Gambling is viewed very differently from one culture to another. In Protestant and Catholic cultures, gambling is considered a sinful vice, associated with other illicit activities.

In Native American cultures, however, gambling is an ancient tradition associated with noble virtues such as intelligence, concentration, acuity, strategic thinking, leadership, resource management, discipline, spiritual development, and good character. sport spirit.

So it is no wonder that an indigenous nation on the coast of Northern California had a village in one part of its territory that was devoted to the art and science of traditional gambling, such as a university or a seminary for players. While not all NDN (sic) nations established such institutions, most had some kind of tradition for betting on games of skill and games of chance.

Gambling remains a part of traditional Native American life. Celebrations and even sacred rituals, such as healing ceremonies, often include games of chance, after prayers are performed and the feast is shared.

Since tribal-owned casinos provide massive economic stimuli for impoverished Native populations, challenging the rights of tribes to own and manage their own casinos is also a way to keep Native people in devastating poverty. An example of the difference between owning a casino and not owning one can be seen by comparing two gangs from the same tribe. A band in Oklahoma does not have a casino within its jurisdiction. The other band from the same tribe, in Kansas, has its own casino. Laws differ from state to state.

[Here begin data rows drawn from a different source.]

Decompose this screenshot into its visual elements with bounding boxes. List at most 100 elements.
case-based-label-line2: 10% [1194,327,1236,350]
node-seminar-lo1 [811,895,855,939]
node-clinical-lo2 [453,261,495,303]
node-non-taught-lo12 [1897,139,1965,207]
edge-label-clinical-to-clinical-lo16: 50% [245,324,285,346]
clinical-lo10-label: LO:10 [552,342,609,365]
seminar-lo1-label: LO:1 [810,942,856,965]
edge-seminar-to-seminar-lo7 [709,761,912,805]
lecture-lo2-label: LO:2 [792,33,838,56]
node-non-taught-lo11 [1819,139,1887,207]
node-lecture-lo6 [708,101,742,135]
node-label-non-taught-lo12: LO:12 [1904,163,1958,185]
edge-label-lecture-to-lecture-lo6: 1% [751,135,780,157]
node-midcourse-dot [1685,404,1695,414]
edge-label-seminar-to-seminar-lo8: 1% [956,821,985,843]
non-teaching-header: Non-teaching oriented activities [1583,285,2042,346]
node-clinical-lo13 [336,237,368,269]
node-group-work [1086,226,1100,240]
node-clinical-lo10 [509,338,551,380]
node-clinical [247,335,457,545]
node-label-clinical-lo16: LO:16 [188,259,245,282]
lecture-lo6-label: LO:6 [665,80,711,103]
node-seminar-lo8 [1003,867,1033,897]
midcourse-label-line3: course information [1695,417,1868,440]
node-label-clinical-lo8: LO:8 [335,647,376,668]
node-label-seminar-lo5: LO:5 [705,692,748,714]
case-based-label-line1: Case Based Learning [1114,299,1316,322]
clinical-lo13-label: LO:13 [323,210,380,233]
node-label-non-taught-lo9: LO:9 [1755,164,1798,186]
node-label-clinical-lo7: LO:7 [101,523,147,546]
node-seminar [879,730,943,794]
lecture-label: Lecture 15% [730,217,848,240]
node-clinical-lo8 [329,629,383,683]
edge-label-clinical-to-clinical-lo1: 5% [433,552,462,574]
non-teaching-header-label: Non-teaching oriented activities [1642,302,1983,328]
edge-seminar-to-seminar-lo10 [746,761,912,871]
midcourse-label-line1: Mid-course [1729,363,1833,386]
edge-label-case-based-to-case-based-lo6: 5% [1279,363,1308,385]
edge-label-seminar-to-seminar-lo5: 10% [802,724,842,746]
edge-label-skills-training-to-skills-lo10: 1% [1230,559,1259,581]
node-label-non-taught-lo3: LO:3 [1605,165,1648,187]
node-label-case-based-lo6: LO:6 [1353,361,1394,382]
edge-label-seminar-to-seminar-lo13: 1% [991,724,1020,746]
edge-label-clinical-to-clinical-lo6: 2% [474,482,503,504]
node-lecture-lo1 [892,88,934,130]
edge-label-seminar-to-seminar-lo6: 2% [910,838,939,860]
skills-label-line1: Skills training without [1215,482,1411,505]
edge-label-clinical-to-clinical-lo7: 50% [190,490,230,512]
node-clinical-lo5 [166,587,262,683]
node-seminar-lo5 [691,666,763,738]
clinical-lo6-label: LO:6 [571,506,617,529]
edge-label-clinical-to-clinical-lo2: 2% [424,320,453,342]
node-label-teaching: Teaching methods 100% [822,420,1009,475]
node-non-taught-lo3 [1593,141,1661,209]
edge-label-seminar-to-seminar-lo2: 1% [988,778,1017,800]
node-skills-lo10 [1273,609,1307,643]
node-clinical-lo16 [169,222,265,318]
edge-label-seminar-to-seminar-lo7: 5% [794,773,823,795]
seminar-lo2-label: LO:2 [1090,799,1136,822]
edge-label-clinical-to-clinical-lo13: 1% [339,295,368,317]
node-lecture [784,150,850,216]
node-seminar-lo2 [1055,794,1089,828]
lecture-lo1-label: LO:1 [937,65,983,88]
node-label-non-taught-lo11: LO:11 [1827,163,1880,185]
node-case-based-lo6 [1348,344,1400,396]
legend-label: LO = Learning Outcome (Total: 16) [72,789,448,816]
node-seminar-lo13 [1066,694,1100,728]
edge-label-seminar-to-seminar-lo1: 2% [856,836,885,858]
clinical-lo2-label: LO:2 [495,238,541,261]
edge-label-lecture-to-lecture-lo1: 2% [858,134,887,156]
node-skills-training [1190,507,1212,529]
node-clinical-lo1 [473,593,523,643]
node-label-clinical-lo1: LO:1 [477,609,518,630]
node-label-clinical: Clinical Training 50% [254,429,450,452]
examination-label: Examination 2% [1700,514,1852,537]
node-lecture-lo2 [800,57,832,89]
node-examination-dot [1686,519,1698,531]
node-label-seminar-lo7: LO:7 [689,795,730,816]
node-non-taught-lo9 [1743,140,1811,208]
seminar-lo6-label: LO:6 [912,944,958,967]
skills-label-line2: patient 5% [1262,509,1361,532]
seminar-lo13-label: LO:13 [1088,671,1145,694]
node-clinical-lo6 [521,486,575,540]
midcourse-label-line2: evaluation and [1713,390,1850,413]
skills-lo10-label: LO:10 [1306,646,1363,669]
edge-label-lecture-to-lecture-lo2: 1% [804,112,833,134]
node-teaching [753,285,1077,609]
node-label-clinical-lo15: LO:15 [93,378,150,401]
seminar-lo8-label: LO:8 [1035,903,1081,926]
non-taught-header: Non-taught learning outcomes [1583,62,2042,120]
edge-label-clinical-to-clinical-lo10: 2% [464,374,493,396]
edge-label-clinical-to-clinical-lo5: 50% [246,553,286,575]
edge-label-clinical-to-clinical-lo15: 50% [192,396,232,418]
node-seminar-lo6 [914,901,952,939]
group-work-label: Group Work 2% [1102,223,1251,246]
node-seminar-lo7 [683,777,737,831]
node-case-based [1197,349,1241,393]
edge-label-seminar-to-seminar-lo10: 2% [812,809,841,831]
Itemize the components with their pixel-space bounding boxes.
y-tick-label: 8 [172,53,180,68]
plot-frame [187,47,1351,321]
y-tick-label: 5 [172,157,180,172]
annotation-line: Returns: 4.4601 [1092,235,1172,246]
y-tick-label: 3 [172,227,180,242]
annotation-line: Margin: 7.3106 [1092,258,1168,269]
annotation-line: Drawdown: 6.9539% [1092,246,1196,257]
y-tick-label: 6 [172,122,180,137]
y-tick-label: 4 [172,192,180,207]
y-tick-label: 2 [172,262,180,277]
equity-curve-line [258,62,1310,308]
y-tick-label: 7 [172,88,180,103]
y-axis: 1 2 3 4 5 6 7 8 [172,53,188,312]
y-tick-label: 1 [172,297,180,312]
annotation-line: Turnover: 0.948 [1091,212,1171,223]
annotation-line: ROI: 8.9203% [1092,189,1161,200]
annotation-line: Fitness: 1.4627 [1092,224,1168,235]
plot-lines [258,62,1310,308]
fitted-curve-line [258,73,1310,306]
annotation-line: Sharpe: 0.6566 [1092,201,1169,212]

The Kansas gang used the casino proceeds to build schools, purchase a regulation school bus, and most importantly to build a desperately needed health clinic. The Oklahoma gang of the same tribe does not have any of these facilities because they lack the casino-generated UFA  revenue needed to build and maintain them, let alone the staff. Casino proceeds also provide equity loans for tribal members to start small businesses.

A series of court cases and legislative acts in the 1980s set a precedent for native gaming rights and regulation. These historical milestones include: Seminole Tribe vs. Butterworth (1979), California vs. Cabazon Band (1987) and the Indian Gaming Regulatory Act (IGRA) of 1988. However, these achievements have been repeatedly challenged by the National Indian Gaming Commission (NIGC), in an ongoing campaign to weaken native sovereignty and confiscate or divert revenue from native games.